Biopharmaceutical company Juno Therapeutics, has announced that more patients participating in their CAR-T immunotherapy clinical trial, have died as a result of the treatment. Two patients suffered severe cerebral edema – swelling of the brain – which led to the death of one patient, and the prediction that the other will not recover.
The Phase II clinical trial of Juno’s JCAR015 – named ROCKET – was voluntarily placed on hold following the adverse events. Just a few months ago, three patients with relapsed or refractory B cell acute lymphoblastic leukemia died during the course of the study, prompting the US Food and Drug Administration (FDA) to enforce a temporary clinical hold while the deaths were investigated.
Juno quickly identified a specific chemotherapy drug, fludarabine, as the cause of the patient deaths, which was used as a pre-conditioning treatment before the CAR-T cell therapy was administered. However, even after removing this drug from the study protocol after resuming the trial, the ROCKET trial has still been plagued by more patient deaths.
It is our view that the removal of fludarabine has reduced the incidence of severe neurotoxicity,” said Hans Bishop, CEO of Juno Therapeutics in a conference call regarding the trial last week. “It just hasn’t gotten us as far as we hoped that it would.”
Now that five patient deaths have been associated with the CAR-T immunotherapy trial, Juno is sure to face many questions regarding the safety of JCAR015. As the FDA was the one to allow the clinical trial to continue following the first deaths, the regulatory agency will likely face increased scrutiny over the coming weeks.

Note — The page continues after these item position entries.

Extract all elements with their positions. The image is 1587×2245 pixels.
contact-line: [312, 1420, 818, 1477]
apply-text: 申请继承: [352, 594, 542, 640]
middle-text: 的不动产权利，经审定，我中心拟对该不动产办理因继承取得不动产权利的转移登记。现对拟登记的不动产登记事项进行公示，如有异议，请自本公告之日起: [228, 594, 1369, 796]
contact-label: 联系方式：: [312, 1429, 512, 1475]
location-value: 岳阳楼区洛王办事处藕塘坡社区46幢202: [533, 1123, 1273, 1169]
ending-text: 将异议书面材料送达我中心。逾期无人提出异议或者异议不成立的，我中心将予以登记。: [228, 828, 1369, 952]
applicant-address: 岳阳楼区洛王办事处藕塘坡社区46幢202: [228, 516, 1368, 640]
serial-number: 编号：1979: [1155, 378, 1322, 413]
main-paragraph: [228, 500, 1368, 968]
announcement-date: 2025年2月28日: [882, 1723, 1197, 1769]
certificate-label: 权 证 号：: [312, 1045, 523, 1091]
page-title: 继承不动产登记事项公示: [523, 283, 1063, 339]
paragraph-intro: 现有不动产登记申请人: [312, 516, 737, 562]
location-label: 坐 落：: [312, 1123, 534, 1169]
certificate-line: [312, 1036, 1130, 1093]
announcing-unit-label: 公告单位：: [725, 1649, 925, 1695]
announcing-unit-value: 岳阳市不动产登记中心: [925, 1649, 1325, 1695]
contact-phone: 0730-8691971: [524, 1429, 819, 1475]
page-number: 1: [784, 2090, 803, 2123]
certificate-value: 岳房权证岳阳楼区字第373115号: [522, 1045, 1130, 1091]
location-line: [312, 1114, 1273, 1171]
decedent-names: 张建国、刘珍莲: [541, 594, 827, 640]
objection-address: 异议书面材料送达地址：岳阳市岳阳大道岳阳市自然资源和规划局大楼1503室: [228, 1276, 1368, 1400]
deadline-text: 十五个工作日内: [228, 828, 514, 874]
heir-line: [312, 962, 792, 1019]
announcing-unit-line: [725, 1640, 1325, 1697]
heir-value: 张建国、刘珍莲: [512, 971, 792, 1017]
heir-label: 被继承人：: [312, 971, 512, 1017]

“It’s just terrible,” Brad Loncar, founder of a cancer immunotherapy fund, told Stat News. “They’ve killed a couple of people, and it seems like, in part, it’s because of the rush to judgment.”
According to Bishop, the patients participating in the ROCKET trial were already suffering the effects of the rare, but highly-lethal form of blood cancer before joining the study. As Juno still has other CAR-T clinical trials on the go, they could still meet their target of launching their first therapeutic by 2018.